The 12 days of Christmas: elephant carving day 10

I am now at the finishing off stage.

It can take as long to finish off all those edges and surfaces as it takes to carve the elephant to this point.

Carving a solid 3 dimensional piece has its added difficulties. By definition, at some point you will be carving with, against, and across the grain. It is across the grain that needs the sharpest of chisels if a clean finish is to be achieved.

On my elephant the cross grain is at the rear and you can see where the grain has opened up where my chisel was not razor sharp. I had to resharpen the chisels and recut across this entire area to achieve the smooth finish I wanted.

carved-elephant-10

The 12 days of Christmas: elephant carving day 7

Time to pay some attention to the rear end of my olifant. At this stage I am adding detail to the tail and general rear end.

In case anyone is wondering, this isn’t a spelling error, it is Africaans for elephant.

There is nothing like trying to copy an animal for gaining an understanding of its real shape. I used about 30 photographs from different angles to understand the true proportions of an elephant.

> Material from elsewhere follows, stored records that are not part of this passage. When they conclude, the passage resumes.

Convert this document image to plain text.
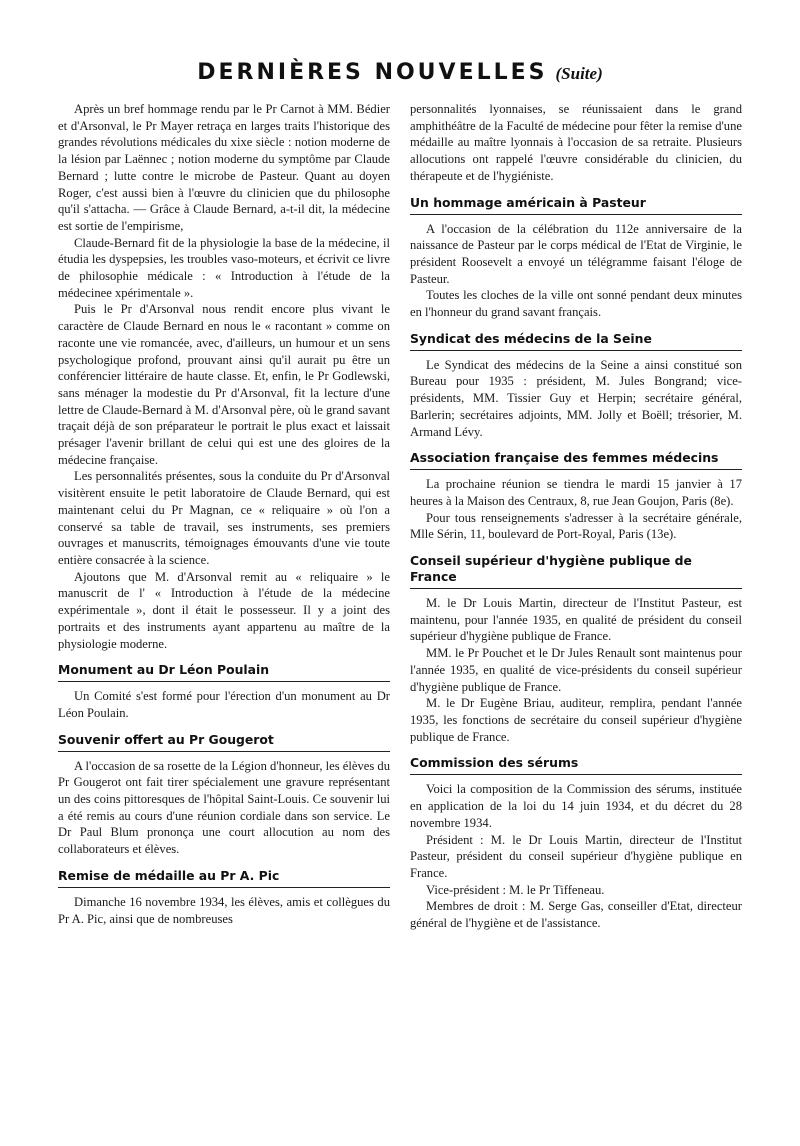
DERNIÈRES NOUVELLES (Suite)

Après un bref hommage rendu par le Pr Carnot à MM. Bédier et d'Arsonval, le Pr Mayer retraça en larges traits l'historique des grandes révolutions médicales du xixe siècle : notion moderne de la lésion par Laënnec ; notion moderne du symptôme par Claude Bernard ; lutte contre le microbe de Pasteur. Quant au doyen Roger, c'est aussi bien à l'œuvre du clinicien que du philosophe qu'il s'attacha. — Grâce à Claude Bernard, a-t-il dit, la médecine est sortie de l'empirisme,

Claude-Bernard fit de la physiologie la base de la médecine, il étudia les dyspepsies, les troubles vaso-moteurs, et écrivit ce livre de philosophie médicale : « Introduction à l'étude de la médecinee xpérimentale ».

Puis le Pr d'Arsonval nous rendit encore plus vivant le caractère de Claude Bernard en nous le « racontant » comme on raconte une vie romancée, avec, d'ailleurs, un humour et un sens psychologique profond, prouvant ainsi qu'il aurait pu être un conférencier littéraire de haute classe. Et, enfin, le Pr Godlewski, sans ménager la modestie du Pr d'Arsonval, fit la lecture d'une lettre de Claude-Bernard à M. d'Arsonval père, où le grand savant traçait déjà de son préparateur le portrait le plus exact et laissait présager l'avenir brillant de celui qui est une des gloires de la médecine française.

Les personnalités présentes, sous la conduite du Pr d'Arsonval visitèrent ensuite le petit laboratoire de Claude Bernard, qui est maintenant celui du Pr Magnan, ce « reliquaire » où l'on a conservé sa table de travail, ses instruments, ses premiers ouvrages et manuscrits, témoignages émouvants d'une vie toute entière consacrée à la science.

Ajoutons que M. d'Arsonval remit au « reliquaire » le manuscrit de l' « Introduction à l'étude de la médecine expérimentale », dont il était le possesseur. Il y a joint des portraits et des instruments ayant appartenu au maître de la physiologie moderne.

Monument au Dr Léon Poulain

Un Comité s'est formé pour l'érection d'un monument au Dr Léon Poulain.

Souvenir offert au Pr Gougerot

A l'occasion de sa rosette de la Légion d'honneur, les élèves du Pr Gougerot ont fait tirer spécialement une gravure représentant un des coins pittoresques de l'hôpital Saint-Louis. Ce souvenir lui a été remis au cours d'une réunion cordiale dans son service. Le Dr Paul Blum prononça une court allocution au nom des collaborateurs et élèves.

Remise de médaille au Pr A. Pic

Dimanche 16 novembre 1934, les élèves, amis et collègues du Pr A. Pic, ainsi que de nombreuses

personnalités lyonnaises, se réunissaient dans le grand amphithéâtre de la Faculté de médecine pour fêter la remise d'une médaille au maître lyonnais à l'occasion de sa retraite. Plusieurs allocutions ont rappelé l'œuvre considérable du clinicien, du thérapeute et de l'hygiéniste.

Un hommage américain à Pasteur

A l'occasion de la célébration du 112e anniversaire de la naissance de Pasteur par le corps médical de l'Etat de Virginie, le président Roosevelt a envoyé un télégramme faisant l'éloge de Pasteur.

Toutes les cloches de la ville ont sonné pendant deux minutes en l'honneur du grand savant français.

Syndicat des médecins de la Seine

Le Syndicat des médecins de la Seine a ainsi constitué son Bureau pour 1935 : président, M. Jules Bongrand; vice-présidents, MM. Tissier Guy et Herpin; secrétaire général, Barlerin; secrétaires adjoints, MM. Jolly et Boëll; trésorier, M. Armand Lévy.

Association française des femmes médecins

La prochaine réunion se tiendra le mardi 15 janvier à 17 heures à la Maison des Centraux, 8, rue Jean Goujon, Paris (8e).

Pour tous renseignements s'adresser à la secrétaire générale, Mlle Sérin, 11, boulevard de Port-Royal, Paris (13e).

Conseil supérieur d'hygiène publique de France

M. le Dr Louis Martin, directeur de l'Institut Pasteur, est maintenu, pour l'année 1935, en qualité de président du conseil supérieur d'hygiène publique de France.

MM. le Pr Pouchet et le Dr Jules Renault sont maintenus pour l'année 1935, en qualité de vice-présidents du conseil supérieur d'hygiène publique de France.

M. le Dr Eugène Briau, auditeur, remplira, pendant l'année 1935, les fonctions de secrétaire du conseil supérieur d'hygiène publique de France.

Commission des sérums

Voici la composition de la Commission des sérums, instituée en application de la loi du 14 juin 1934, et du décret du 28 novembre 1934.

Président : M. le Dr Louis Martin, directeur de l'Institut Pasteur, président du conseil supérieur d'hygiène publique en France.

Vice-président : M. le Pr Tiffeneau.

Membres de droit : M. Serge Gas, conseiller d'Etat, directeur général de l'hygiène et de l'assistance.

If you trued to sketch one from memory then trust me, you would be way out. Their legs are longer than you think, their heads smaller and their feet pads larger. Photographs, calipers and the ability to scale are vital tools and techniques.

carved-elephant-7

The 12 days of Christmas: elephant carving day 5

With some carving work you need those odd boosts to the process to show that you are making progress. Here I have added the eyes. It is really way too early for this level of detail but I wanted to make sure that there was enough wood there and that the mouth, trunk, tusks etc were proportioned to the eyes.

Having said all of that I really just wanted to play with some detail.

It was also a waste of time because, as I added later body detail, it became obvious that the head was too large, and so the eyes had to go.